Thankfully, Fair strays from former Sprinkle ventures giving old fans a new side to enjoy. The Best Worst-Case Scenario handles themes of hope and understanding while not distracting you from acrobatic musicianship but rather poetic and genuine songwriting that indelibly parallels the lyrical content and mood of each song. Where any other album from any other genre on any other part of he world can tell you all about the rollercoaster ride that is love—falling into it, fall out of it, the consequences and beauties—Fair tackles issues of trust and acceptance (“Pause”). With any situation comes actions and reactions, blessings and circumstances, misunderstandings and compromises. What Fair does instead of drenching listeners with an invariable superficial romance songs and ballads, is speak against the reality of human characteristics. Other tracks display the sheer talent of stable song structures (“Monday”) and unregretful and unsaturated songs that will most likely find a spot in college radio (“Carelessness”). Other standout tracks include jaunty tunes like “Bide My Crime” and somber swoons such as “Blurry Eyed.”
By far the most prominent track on the album is “Unglued.” The five-minute song uses calming percussions matched with a collapsing guitars that showcase Sprinkle’s vocals as he sings “This is the first thing I can remember, I came unglued / Last on board when the ship went down.” Not only does he reach rather defiantly high octaves but they are accompanied by the Sherri and Stacy Dupree (the sisters of Eisley).

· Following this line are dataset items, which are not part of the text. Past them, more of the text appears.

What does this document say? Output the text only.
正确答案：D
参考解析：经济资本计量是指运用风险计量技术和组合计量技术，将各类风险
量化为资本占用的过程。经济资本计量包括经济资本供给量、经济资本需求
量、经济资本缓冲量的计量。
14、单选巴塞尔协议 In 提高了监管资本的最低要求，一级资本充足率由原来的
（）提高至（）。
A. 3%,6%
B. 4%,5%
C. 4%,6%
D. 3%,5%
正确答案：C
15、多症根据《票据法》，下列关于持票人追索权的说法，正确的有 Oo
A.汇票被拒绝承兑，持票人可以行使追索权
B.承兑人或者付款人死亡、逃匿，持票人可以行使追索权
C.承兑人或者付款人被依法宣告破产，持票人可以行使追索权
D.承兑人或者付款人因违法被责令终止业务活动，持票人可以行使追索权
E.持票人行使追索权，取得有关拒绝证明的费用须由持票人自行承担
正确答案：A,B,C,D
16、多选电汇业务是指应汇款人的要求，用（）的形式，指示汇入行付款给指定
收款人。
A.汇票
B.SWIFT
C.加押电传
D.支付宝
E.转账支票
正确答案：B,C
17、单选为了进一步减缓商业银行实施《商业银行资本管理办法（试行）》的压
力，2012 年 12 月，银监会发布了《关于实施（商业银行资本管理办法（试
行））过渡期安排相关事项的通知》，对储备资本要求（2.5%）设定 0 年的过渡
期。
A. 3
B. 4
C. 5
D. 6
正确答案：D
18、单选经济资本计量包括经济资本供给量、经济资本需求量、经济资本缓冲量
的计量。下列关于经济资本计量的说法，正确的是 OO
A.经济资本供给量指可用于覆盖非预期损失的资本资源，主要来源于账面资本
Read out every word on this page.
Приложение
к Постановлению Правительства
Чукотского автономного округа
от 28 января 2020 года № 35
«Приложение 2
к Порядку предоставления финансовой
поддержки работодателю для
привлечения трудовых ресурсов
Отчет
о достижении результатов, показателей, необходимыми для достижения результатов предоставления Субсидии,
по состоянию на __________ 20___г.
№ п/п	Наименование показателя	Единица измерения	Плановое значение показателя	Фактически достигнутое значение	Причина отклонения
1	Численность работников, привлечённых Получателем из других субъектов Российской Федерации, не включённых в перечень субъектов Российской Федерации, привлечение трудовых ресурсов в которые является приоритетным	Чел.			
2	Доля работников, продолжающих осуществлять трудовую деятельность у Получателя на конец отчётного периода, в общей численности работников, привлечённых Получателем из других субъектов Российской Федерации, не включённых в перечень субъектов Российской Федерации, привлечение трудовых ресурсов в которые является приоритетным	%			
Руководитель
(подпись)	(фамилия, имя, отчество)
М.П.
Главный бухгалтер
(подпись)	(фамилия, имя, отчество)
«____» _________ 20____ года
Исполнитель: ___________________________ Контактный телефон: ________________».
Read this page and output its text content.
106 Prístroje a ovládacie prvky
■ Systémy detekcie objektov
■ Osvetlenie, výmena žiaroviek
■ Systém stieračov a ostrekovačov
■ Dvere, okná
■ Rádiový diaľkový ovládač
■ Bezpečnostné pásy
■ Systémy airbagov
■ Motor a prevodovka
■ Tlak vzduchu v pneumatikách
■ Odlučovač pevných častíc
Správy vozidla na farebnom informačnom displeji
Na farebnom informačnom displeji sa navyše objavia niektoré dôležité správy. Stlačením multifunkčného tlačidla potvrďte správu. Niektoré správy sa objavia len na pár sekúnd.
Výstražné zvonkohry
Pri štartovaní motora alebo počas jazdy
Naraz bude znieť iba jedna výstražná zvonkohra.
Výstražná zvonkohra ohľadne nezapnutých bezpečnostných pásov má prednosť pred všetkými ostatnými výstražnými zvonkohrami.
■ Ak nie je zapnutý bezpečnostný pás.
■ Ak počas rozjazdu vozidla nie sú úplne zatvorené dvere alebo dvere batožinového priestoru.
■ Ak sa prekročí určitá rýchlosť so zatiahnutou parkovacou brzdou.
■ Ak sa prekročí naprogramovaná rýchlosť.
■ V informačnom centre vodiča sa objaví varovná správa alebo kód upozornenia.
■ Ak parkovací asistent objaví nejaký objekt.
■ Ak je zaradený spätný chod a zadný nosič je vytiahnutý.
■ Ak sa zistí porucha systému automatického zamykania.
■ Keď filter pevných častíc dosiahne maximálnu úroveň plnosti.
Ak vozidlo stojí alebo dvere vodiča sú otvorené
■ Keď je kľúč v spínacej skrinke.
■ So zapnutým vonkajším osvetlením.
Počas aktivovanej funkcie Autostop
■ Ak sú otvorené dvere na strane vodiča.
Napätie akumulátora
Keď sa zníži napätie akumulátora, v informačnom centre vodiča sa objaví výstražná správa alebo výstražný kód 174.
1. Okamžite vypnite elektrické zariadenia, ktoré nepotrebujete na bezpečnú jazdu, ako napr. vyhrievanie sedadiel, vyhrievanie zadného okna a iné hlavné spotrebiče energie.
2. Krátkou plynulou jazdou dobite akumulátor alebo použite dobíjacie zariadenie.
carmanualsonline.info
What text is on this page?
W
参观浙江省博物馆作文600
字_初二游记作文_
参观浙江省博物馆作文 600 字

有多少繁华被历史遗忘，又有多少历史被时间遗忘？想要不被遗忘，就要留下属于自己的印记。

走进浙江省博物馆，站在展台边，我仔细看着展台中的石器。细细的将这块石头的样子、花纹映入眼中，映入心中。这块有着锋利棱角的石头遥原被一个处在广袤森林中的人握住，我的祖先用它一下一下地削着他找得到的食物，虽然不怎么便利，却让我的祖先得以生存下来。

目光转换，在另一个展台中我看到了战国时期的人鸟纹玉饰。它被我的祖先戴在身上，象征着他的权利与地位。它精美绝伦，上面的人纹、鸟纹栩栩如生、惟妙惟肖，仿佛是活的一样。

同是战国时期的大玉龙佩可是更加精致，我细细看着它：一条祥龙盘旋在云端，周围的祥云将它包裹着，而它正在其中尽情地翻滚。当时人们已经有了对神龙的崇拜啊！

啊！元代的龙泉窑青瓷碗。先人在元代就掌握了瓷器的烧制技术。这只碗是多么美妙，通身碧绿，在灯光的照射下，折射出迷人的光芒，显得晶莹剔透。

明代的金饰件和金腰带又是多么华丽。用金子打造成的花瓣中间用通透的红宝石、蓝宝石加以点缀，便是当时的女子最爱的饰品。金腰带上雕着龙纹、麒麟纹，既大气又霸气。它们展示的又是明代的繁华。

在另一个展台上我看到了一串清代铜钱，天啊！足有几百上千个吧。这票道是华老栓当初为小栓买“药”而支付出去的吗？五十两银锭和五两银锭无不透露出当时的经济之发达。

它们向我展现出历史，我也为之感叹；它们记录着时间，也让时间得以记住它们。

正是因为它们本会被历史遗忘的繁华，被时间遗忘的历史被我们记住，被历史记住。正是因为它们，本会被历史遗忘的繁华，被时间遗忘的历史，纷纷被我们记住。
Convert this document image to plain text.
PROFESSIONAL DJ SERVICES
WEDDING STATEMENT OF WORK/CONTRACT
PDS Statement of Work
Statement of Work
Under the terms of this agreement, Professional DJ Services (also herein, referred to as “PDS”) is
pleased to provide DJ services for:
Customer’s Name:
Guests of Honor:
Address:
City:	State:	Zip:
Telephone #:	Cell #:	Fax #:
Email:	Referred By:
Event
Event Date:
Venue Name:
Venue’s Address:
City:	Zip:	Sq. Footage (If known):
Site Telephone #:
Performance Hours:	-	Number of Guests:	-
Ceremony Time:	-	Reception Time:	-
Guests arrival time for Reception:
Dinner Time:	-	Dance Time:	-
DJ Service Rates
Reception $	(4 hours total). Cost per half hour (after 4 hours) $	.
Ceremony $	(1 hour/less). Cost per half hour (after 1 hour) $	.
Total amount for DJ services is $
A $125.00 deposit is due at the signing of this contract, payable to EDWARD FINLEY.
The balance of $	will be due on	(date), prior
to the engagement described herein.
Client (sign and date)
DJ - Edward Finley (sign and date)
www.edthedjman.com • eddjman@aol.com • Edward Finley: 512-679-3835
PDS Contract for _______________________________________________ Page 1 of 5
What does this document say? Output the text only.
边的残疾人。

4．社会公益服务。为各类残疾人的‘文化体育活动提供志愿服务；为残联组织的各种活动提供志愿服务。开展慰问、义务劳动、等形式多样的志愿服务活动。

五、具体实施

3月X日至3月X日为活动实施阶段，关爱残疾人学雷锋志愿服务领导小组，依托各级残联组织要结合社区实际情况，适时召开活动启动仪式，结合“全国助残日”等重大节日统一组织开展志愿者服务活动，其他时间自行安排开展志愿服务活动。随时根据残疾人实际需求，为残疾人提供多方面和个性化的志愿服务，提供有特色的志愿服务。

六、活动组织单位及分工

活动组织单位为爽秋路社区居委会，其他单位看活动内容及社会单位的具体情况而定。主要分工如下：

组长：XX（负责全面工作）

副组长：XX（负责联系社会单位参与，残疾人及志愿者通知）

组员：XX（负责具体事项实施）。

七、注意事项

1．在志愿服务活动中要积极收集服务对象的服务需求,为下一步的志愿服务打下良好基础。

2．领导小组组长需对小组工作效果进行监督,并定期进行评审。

While The Best Worst-Case Scenario will most likely get looked over by several summer releases, I’m putting Fair towards the top of my list for 2006. It is both positive and real, abrasive and gentle, honest and cautious. Fair arrest your attention with an aesthetic and effortless ambiance that digs into relative human emotions combined with an indispensable sound. The Best Worst-Case Scenario surfaces as constant reminder that excess isn’t a recipe for originality.
This review is a user submitted review from Gabe Gross. You can see all of Gabe Gross's submitted reviews here.
Fantastic album, not a single weak track on it, and one of the top 5 of the year right now. Terrific lasting value as well. I did find it interesting how you barely talked about the actual music in this review though. There's background, lyrics, and merely a few sentances on how it sounds. I would have liked to see some comparisons to other bands or a more detailed description of Aaron's voice and the style of music for people that have never heard Fair before. However, it's one of your better written reviews, so big ups.
I have already checked some of the songs out because of you Gabe but you should have mentioned maybe a little bit more about the music with some comparisons so people on the fence might want to check it out more. Did that make sense?